Leonardo was able to achieve all these things because he was a firm believer in keeping the mind and hands busy.
“Iron rusts from disuse; stagnant water loses its purity and in cold weather becomes frozen,” he has been quoted as saying, “even so does inaction sap the vigor of the mind.”
The Project: Sci-Fi Da Vinci
Imagine if Leonardo da Vinci was been alive today, and he could see the amazing feats human innovation has accomplished from “flying machines” that break the sound barrier to nearly human-like robots. It seems only natural he would have wanted to give his own take on these ideas.
What if da Vinci had decided to design or “invent” some of science fiction’s fantastic objects: weapons, vehicles, time machines, androids. How would he have approached The TARDIS or the Millennium Falcon? What would BB-8 or Star Trek‘s Data have looked like? Blasters? Transformers? Stargate portals? There is so much to take in. Could he have actually made these things work?
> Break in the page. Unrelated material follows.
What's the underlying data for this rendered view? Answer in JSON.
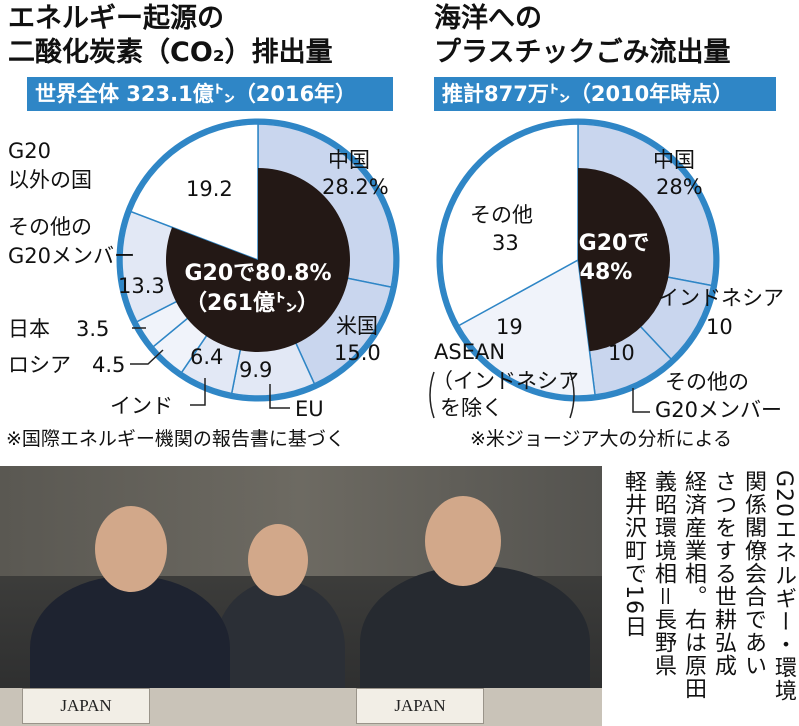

This drawing project celebrating Leonardo’s amazing mind and talent is to simply come draw a favorite piece of science fiction tech as if Leonardo himself had thought of it.
The easiest way to achieve the aged appearance of his ideas is to use a fancy piece of paper parchment paper found in stationary or art stores, but a plain piece of white construction paper or manila paper will work as well by painting it lightly with brown watercolor, coffee, or tea.
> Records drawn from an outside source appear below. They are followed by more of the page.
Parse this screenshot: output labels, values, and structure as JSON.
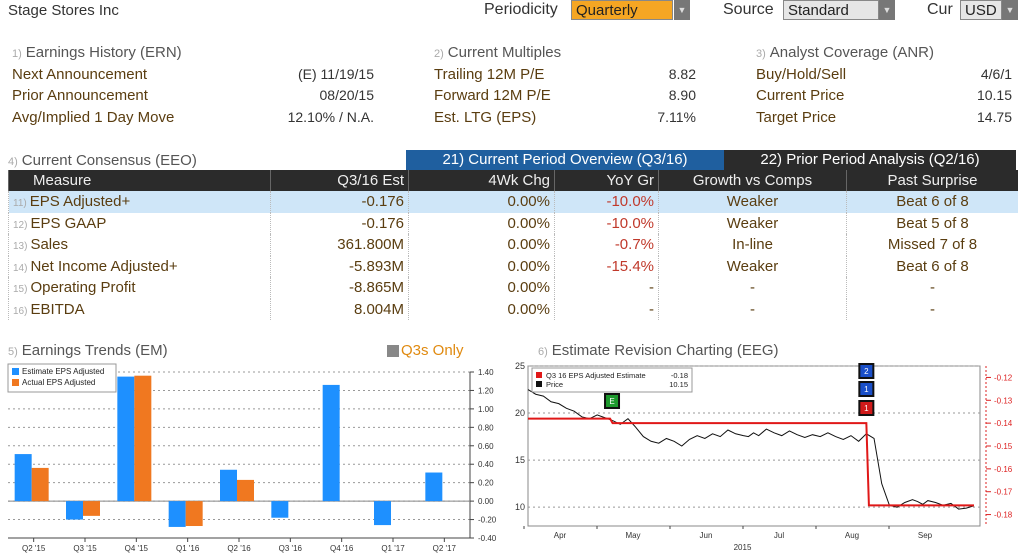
{
  "header": {
    "title": "Stage Stores Inc",
    "periodicity_label": "Periodicity",
    "periodicity_value": "Quarterly",
    "source_label": "Source",
    "source_value": "Standard",
    "cur_label": "Cur",
    "cur_value": "USD"
  },
  "earnings_history": {
    "num": "1)",
    "title": "Earnings History (ERN)",
    "rows": [
      {
        "label": "Next Announcement",
        "value": "(E)  11/19/15"
      },
      {
        "label": "Prior Announcement",
        "value": "08/20/15"
      },
      {
        "label": "Avg/Implied 1 Day Move",
        "value": "12.10% / N.A."
      }
    ]
  },
  "current_multiples": {
    "num": "2)",
    "title": "Current Multiples",
    "rows": [
      {
        "label": "Trailing 12M P/E",
        "value": "8.82"
      },
      {
        "label": "Forward 12M P/E",
        "value": "8.90"
      },
      {
        "label": "Est. LTG (EPS)",
        "value": "7.11%"
      }
    ]
  },
  "analyst_coverage": {
    "num": "3)",
    "title": "Analyst Coverage (ANR)",
    "rows": [
      {
        "label": "Buy/Hold/Sell",
        "value": "4/6/1"
      },
      {
        "label": "Current Price",
        "value": "10.15"
      },
      {
        "label": "Target Price",
        "value": "14.75"
      }
    ]
  },
  "consensus": {
    "num": "4)",
    "title": "Current Consensus (EEO)",
    "tab1": "21) Current Period Overview (Q3/16)",
    "tab2": "22) Prior Period Analysis (Q2/16)",
    "columns": [
      "Measure",
      "Q3/16 Est",
      "4Wk Chg",
      "YoY Gr",
      "Growth vs Comps",
      "Past Surprise"
    ],
    "rows": [
      {
        "n": "11)",
        "measure": "EPS Adjusted+",
        "est": "-0.176",
        "chg": "0.00%",
        "yoy": "-10.0%",
        "comps": "Weaker",
        "surprise": "Beat 6 of 8"
      },
      {
        "n": "12)",
        "measure": "EPS GAAP",
        "est": "-0.176",
        "chg": "0.00%",
        "yoy": "-10.0%",
        "comps": "Weaker",
        "surprise": "Beat 5 of 8"
      },
      {
        "n": "13)",
        "measure": "Sales",
        "est": "361.800M",
        "chg": "0.00%",
        "yoy": "-0.7%",
        "comps": "In-line",
        "surprise": "Missed 7 of 8"
      },
      {
        "n": "14)",
        "measure": "Net Income Adjusted+",
        "est": "-5.893M",
        "chg": "0.00%",
        "yoy": "-15.4%",
        "comps": "Weaker",
        "surprise": "Beat 6 of 8"
      },
      {
        "n": "15)",
        "measure": "Operating Profit",
        "est": "-8.865M",
        "chg": "0.00%",
        "yoy": "-",
        "comps": "-",
        "surprise": "-"
      },
      {
        "n": "16)",
        "measure": "EBITDA",
        "est": "8.004M",
        "chg": "0.00%",
        "yoy": "-",
        "comps": "-",
        "surprise": "-"
      }
    ]
  },
  "trends": {
    "num": "5)",
    "title": "Earnings Trends (EM)",
    "q3s_label": "Q3s Only",
    "colors": {
      "estimate": "#1e90ff",
      "actual": "#f07820"
    }
  },
  "revision": {
    "num": "6)",
    "title": "Estimate Revision Charting (EEG)",
    "legend_est": "Q3 16 EPS Adjusted Estimate",
    "legend_est_val": "-0.18",
    "legend_price": "Price",
    "legend_price_val": "10.15",
    "year_label": "2015",
    "markers": [
      "E",
      "2",
      "1",
      "1"
    ]
  },
  "chart_data": [
    {
      "type": "bar",
      "categories": [
        "Q2 '15",
        "Q3 '15",
        "Q4 '15",
        "Q1 '16",
        "Q2 '16",
        "Q3 '16",
        "Q4 '16",
        "Q1 '17",
        "Q2 '17"
      ],
      "series": [
        {
          "name": "Estimate EPS Adjusted",
          "values": [
            0.51,
            -0.2,
            1.35,
            -0.28,
            0.34,
            -0.18,
            1.26,
            -0.26,
            0.31
          ]
        },
        {
          "name": "Actual EPS Adjusted",
          "values": [
            0.36,
            -0.16,
            1.36,
            -0.27,
            0.23,
            null,
            null,
            null,
            null
          ]
        }
      ],
      "ylim": [
        -0.4,
        1.4
      ],
      "yticks": [
        -0.4,
        -0.2,
        0.0,
        0.2,
        0.4,
        0.6,
        0.8,
        1.0,
        1.2,
        1.4
      ],
      "ytick_labels": [
        "-0.40",
        "-0.20",
        "0.00",
        "0.20",
        "0.40",
        "0.60",
        "0.80",
        "1.00",
        "1.20",
        "1.40"
      ],
      "legend": "top-left"
    },
    {
      "type": "line",
      "x_labels": [
        "Apr",
        "May",
        "Jun",
        "Jul",
        "Aug",
        "Sep"
      ],
      "series": [
        {
          "name": "Price",
          "axis": "left",
          "x": [
            0,
            3,
            6,
            9,
            12,
            15,
            18,
            21,
            24,
            27,
            30,
            33,
            36,
            39,
            42,
            45,
            48,
            51,
            54,
            57,
            60,
            63,
            66,
            69,
            72,
            75,
            78,
            81,
            84,
            86,
            88,
            90,
            93,
            96,
            99,
            102,
            105,
            108,
            111,
            114,
            117,
            120,
            123,
            126,
            129,
            132,
            135,
            138,
            141,
            144,
            147,
            150,
            152,
            154,
            156,
            159,
            162,
            165,
            168,
            171,
            174
          ],
          "values": [
            22.5,
            22.0,
            21.8,
            21.2,
            21.0,
            20.5,
            20.2,
            19.6,
            19.4,
            19.8,
            19.5,
            19.2,
            18.8,
            19.4,
            18.5,
            17.5,
            17.0,
            16.8,
            17.3,
            17.0,
            16.5,
            17.2,
            17.6,
            17.3,
            17.8,
            17.5,
            18.2,
            17.8,
            17.6,
            17.5,
            17.9,
            17.6,
            18.3,
            17.9,
            17.6,
            18.1,
            17.7,
            17.4,
            17.7,
            17.5,
            17.9,
            17.5,
            17.2,
            17.6,
            17.0,
            17.8,
            17.3,
            12.5,
            10.2,
            10.0,
            10.5,
            10.8,
            10.6,
            10.3,
            10.7,
            10.5,
            10.2,
            10.4,
            9.8,
            9.9,
            10.15
          ]
        },
        {
          "name": "Q3 16 EPS Adjusted Estimate",
          "axis": "right",
          "x": [
            0,
            32,
            33,
            131,
            132,
            133,
            174
          ],
          "values": [
            -0.138,
            -0.138,
            -0.14,
            -0.14,
            -0.14,
            -0.176,
            -0.176
          ]
        }
      ],
      "ylim_left": [
        8,
        25
      ],
      "yticks_left": [
        10,
        15,
        20,
        25
      ],
      "ylim_right": [
        -0.185,
        -0.115
      ],
      "yticks_right": [
        -0.12,
        -0.13,
        -0.14,
        -0.15,
        -0.16,
        -0.17,
        -0.18
      ],
      "legend": "top-left"
    }
  ]
}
Draw the idea in pencil, and trace over it with black or dark brown marker or ink. Once finished, jot down a few notes of the key parts of the “invention.” Movie quotes or book passages are fun to include. Be as simple or detailed as you like. Start off with the basics one day, and if needed, return to the project later to add more. Leonardo believed “simplicity is the ultimate sophistication.”
However, don’t draw everything!
Traveling exhibits of Leonardo’s work and “inventions” reveal he had a very effective way of “copywriting” his ideas at the time. When he drew his plans and ideas on paper, he kept one essential element, step, or piece safely in his head. Those who tried to build or mimic these designs would have come up short one essential element. That is a brilliant strategy for a time before licensing laws.
Try leaving one small yet essential piece out of the list. What stone is missing from the Infinity Gauntlet? Is there a special type of fuel, gear, or rudder needed to easily propel a certain space ship? Keep it to yourself if you don’t want others to “build” one for themselves.
Once finished, you can make it look even more aged by adding one or two very small drops of water over the text or image, to create water spots or smeared texts.
Finally, gently tear around the edge of the paper for some weathered edges. I have used a candle in the past to lightly singe edges on pirate-looking maps. This isn’t something I would recommend for those working with younger kids, as it requires lighting a small piece of the paper and quickly putting it out.
Leonardo would have loved the advancements of the time, but he likely wouldn’t have been satisfied with everything.
Leonardo always knew there was more to do and to discover. Never stop learning and creating, he felt.
“I have been impressed with the urgency of doing,” he said. “Knowing is not enough; we must apply. Being willing is not enough; we must do.”